STF investiga operação cambial suspeita antes de tarifaço: o ministro Alexandre de Moraes, do Supremo Tribunal Federal (STF), determinou nesta segunda-feira (21) a abertura de um inquérito para investigar suspeitas de uso de informações privilegiadas no mercado cambial.
O pedido de investigação foi feito pela Advocacia-Geral da União (AGU), após reportagens indicarem que transações de câmbio em volume significativo ocorreram antes e depois do anúncio oficial das tarifas.
“Sustenta, assim, que as matérias indicam que as transações de câmbio ocorreram em volume significativo e horas antes do anúncio oficial das novas tarifas comerciais impostas pelos Estados Unidos ao Brasil, o que sugere possível utilização de informações privilegiadas (insider trading) por pessoas físicas ou jurídicas, supostamente com acesso prévio e indevido a decisões ou dados econômicos de alto impacto”, detalhou Moraes em sua decisão.
STF investiga operação cambial suspeita antes de tarifaço
A AGU argumenta que os fatos noticiados se encaixam no contexto de um inquérito já em curso no STF, que investiga o deputado licenciado Eduardo Bolsonaro (PL-SP). Essa investigação, instaurada a pedido da Procuradoria-Geral da República (PGR), apura uma suposta atuação coordenada entre o ex-presidente Jair Bolsonaro (PL) e seu filho para coagir autoridades brasileiras e obstruir a aplicação da lei penal.

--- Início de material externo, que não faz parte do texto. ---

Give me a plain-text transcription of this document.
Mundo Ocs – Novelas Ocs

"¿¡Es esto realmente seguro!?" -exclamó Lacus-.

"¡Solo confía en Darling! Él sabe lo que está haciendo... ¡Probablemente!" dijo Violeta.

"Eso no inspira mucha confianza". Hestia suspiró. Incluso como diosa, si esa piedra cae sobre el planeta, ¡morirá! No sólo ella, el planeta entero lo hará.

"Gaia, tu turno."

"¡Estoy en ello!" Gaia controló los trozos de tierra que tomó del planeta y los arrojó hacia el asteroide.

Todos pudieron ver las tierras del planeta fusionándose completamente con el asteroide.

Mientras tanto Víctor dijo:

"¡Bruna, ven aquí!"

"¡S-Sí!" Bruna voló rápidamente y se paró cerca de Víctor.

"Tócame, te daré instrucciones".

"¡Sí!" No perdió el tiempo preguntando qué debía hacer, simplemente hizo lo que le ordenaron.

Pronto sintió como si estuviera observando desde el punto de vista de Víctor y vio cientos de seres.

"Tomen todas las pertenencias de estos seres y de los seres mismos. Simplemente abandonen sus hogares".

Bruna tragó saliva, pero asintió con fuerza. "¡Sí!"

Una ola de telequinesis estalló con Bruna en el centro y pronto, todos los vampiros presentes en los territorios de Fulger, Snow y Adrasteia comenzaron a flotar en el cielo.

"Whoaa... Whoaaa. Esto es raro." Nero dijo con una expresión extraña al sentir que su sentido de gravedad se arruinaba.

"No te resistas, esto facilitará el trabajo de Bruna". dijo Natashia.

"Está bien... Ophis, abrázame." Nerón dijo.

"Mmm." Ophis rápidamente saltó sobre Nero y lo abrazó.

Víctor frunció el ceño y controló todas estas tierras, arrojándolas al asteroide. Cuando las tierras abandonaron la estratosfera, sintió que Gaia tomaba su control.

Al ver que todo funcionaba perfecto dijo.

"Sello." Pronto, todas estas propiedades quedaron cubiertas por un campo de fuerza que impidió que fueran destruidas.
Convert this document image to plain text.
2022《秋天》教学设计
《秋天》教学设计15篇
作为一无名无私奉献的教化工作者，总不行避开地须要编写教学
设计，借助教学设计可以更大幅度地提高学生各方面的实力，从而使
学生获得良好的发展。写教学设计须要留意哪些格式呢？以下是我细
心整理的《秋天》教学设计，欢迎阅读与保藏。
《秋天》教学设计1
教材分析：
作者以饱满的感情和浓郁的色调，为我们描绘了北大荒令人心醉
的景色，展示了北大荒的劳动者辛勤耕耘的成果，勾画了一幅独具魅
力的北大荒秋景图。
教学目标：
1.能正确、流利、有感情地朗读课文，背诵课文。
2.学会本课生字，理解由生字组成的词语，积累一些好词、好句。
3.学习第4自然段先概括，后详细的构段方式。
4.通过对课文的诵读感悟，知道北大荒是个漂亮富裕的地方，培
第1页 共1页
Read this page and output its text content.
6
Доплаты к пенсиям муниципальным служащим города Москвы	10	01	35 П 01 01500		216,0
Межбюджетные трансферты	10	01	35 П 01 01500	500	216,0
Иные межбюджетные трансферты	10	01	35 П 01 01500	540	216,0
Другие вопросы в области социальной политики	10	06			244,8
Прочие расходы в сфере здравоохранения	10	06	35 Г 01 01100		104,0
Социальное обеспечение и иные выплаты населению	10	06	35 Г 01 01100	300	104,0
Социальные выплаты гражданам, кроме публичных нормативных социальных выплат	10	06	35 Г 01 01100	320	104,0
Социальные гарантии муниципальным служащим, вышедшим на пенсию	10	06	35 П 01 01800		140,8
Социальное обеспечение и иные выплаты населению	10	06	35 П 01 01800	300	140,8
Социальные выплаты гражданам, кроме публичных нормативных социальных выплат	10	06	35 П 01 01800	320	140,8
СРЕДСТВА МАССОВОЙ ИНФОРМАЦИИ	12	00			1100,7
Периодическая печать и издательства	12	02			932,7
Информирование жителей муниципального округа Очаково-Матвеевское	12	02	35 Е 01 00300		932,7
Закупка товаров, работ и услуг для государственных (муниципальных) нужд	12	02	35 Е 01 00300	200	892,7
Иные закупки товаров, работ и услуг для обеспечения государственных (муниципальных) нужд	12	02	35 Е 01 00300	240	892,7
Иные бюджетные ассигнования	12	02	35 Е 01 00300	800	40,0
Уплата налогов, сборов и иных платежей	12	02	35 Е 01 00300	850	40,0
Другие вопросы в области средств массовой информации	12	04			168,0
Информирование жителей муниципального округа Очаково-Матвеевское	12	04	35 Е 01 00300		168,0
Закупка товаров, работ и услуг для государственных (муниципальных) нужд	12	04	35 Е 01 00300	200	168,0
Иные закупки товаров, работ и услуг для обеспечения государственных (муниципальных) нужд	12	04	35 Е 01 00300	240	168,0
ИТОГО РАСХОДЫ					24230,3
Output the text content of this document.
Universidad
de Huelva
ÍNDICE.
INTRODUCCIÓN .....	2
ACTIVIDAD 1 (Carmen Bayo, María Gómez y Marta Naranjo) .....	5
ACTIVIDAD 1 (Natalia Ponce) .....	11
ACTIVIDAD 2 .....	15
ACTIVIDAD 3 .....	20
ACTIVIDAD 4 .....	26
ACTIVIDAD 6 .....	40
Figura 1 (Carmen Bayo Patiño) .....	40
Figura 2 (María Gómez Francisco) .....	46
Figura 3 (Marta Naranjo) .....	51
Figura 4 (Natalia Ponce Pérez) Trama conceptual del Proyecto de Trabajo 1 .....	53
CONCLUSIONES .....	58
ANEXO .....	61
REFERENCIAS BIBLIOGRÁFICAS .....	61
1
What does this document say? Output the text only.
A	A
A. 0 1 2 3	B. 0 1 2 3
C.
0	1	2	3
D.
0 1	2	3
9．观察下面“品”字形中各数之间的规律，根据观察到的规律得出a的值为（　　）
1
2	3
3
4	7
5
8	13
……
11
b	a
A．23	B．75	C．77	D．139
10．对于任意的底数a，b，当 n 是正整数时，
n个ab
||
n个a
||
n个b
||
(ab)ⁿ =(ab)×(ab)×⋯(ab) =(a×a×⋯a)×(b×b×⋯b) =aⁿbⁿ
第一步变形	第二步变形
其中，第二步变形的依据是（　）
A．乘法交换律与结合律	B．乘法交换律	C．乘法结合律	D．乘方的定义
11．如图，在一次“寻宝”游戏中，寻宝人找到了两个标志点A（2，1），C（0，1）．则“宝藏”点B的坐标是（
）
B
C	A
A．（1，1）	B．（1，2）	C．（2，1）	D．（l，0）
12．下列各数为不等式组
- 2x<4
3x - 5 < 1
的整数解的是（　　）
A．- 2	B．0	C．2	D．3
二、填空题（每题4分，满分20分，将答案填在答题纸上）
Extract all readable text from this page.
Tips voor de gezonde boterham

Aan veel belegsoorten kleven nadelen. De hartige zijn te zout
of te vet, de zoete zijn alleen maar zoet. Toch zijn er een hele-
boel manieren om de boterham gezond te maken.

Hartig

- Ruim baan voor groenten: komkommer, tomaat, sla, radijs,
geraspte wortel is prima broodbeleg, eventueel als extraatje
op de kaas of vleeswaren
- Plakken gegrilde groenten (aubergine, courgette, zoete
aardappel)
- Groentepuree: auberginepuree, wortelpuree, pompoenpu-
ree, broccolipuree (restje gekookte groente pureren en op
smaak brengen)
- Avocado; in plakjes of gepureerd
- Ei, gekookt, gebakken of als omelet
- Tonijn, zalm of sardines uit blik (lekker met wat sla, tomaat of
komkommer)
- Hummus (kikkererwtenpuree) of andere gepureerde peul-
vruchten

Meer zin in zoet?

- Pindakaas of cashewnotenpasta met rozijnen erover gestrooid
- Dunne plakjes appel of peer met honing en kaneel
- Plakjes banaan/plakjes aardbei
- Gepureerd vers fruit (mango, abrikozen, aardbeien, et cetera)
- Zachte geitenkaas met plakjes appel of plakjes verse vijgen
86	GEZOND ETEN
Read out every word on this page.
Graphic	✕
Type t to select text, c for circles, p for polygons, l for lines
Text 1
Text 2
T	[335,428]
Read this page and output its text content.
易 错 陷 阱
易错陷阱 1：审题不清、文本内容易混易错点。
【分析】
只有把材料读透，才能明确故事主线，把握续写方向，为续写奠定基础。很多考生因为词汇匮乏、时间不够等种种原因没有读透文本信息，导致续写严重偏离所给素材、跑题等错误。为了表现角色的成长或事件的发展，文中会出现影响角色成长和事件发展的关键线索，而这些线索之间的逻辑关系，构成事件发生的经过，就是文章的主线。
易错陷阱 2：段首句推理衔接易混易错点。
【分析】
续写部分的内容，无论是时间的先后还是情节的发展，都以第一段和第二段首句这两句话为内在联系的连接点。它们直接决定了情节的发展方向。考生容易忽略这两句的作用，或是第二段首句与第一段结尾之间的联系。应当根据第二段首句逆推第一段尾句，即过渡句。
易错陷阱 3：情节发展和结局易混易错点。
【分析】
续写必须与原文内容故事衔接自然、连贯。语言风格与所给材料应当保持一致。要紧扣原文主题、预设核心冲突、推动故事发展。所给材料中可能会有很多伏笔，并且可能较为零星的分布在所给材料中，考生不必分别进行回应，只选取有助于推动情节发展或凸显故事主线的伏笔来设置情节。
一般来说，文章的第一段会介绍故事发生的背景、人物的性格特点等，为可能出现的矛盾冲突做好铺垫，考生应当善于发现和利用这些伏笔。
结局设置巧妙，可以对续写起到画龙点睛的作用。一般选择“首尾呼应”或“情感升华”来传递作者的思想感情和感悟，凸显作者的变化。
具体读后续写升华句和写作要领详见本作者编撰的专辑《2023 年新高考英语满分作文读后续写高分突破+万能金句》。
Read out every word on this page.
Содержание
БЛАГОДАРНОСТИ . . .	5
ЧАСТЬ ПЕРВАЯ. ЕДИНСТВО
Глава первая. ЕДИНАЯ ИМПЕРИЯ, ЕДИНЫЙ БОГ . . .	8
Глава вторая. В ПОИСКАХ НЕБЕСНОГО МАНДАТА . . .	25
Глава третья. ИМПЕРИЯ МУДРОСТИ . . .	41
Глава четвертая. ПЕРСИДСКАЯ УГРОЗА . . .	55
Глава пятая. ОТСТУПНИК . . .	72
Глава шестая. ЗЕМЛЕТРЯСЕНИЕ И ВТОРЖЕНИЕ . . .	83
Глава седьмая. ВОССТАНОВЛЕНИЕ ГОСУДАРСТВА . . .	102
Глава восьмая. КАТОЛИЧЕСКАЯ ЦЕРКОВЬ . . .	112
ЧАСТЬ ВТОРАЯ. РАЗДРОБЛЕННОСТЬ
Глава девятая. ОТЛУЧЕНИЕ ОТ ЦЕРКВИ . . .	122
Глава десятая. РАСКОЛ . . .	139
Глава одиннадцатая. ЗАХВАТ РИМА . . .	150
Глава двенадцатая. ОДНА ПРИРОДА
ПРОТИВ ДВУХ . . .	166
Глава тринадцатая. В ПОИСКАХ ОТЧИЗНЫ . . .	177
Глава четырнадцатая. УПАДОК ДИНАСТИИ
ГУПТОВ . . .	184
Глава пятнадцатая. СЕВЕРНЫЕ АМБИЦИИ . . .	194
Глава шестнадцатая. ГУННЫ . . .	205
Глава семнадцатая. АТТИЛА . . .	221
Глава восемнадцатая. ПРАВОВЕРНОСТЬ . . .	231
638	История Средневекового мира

A AGU também ressaltou que Eduardo Bolsonaro, que está há meses nos Estados Unidos, manteve reuniões com autoridades do governo americano e parlamentares nas semanas que antecederam o anúncio das tarifas. Segundo a petição, essas interações reforçam o vínculo entre motivações políticas e possíveis interesses financeiros ilícitos.
Além disso, a AGU solicitou que a Procuradoria-Geral Federal – órgão que representa judicialmente a Comissão de Valores Mobiliários (CVM) – adote as medidas cabíveis em suas atribuições, inclusive em articulação com outras autoridades nacionais. A AGU pontuou que o uso ilícito de informação privilegiada gera responsabilidade civil e administrativa, além da criminal, abrangendo prejuízos ao mercado e a investidores.
Com base nesta investigação de uso de informações privilegiadas no mercado cambial antes do anúncio das tarifas dos EUA, prováveis exemplos de quem estaria sob suspeita poderiam incluir:
- Pessoas ou empresas que realizaram grandes operações de compra ou venda de dólares (ou outras moedas impactadas) poucas horas ou dias antes do anúncio oficial das tarifas, obtendo lucros significativos com a subsequente variação cambial.
- Indivíduos com acesso direto ou indireto a informações governamentais sobre as negociações entre EUA e Brasil, especialmente aqueles que estiveram em contato com autoridades ou equipes diplomáticas próximas às discussões sobre as tarifas.
- Agentes do mercado financeiro que operaram de forma atípica em relação ao seu histórico ou ao comportamento geral do mercado naquele período específico, sugerindo que tinham conhecimento prévio de algo que a maioria não tinha.
- Pessoas ou entidades ligadas a setores da economia que seriam diretamente afetados pelas tarifas, e que, porventura, realizaram operações cambiais visando proteger ou aumentar seus ativos com base em um conhecimento antecipado da medida.
É importante ressaltar que, por se tratar de uma investigação, esses são apenas exemplos hipotéticos de situações que seriam analisadas para determinar se houve uso indevido de informação privilegiada. A apuração do STF buscará provas concretas para vincular essas operações a um acesso indevido de dados.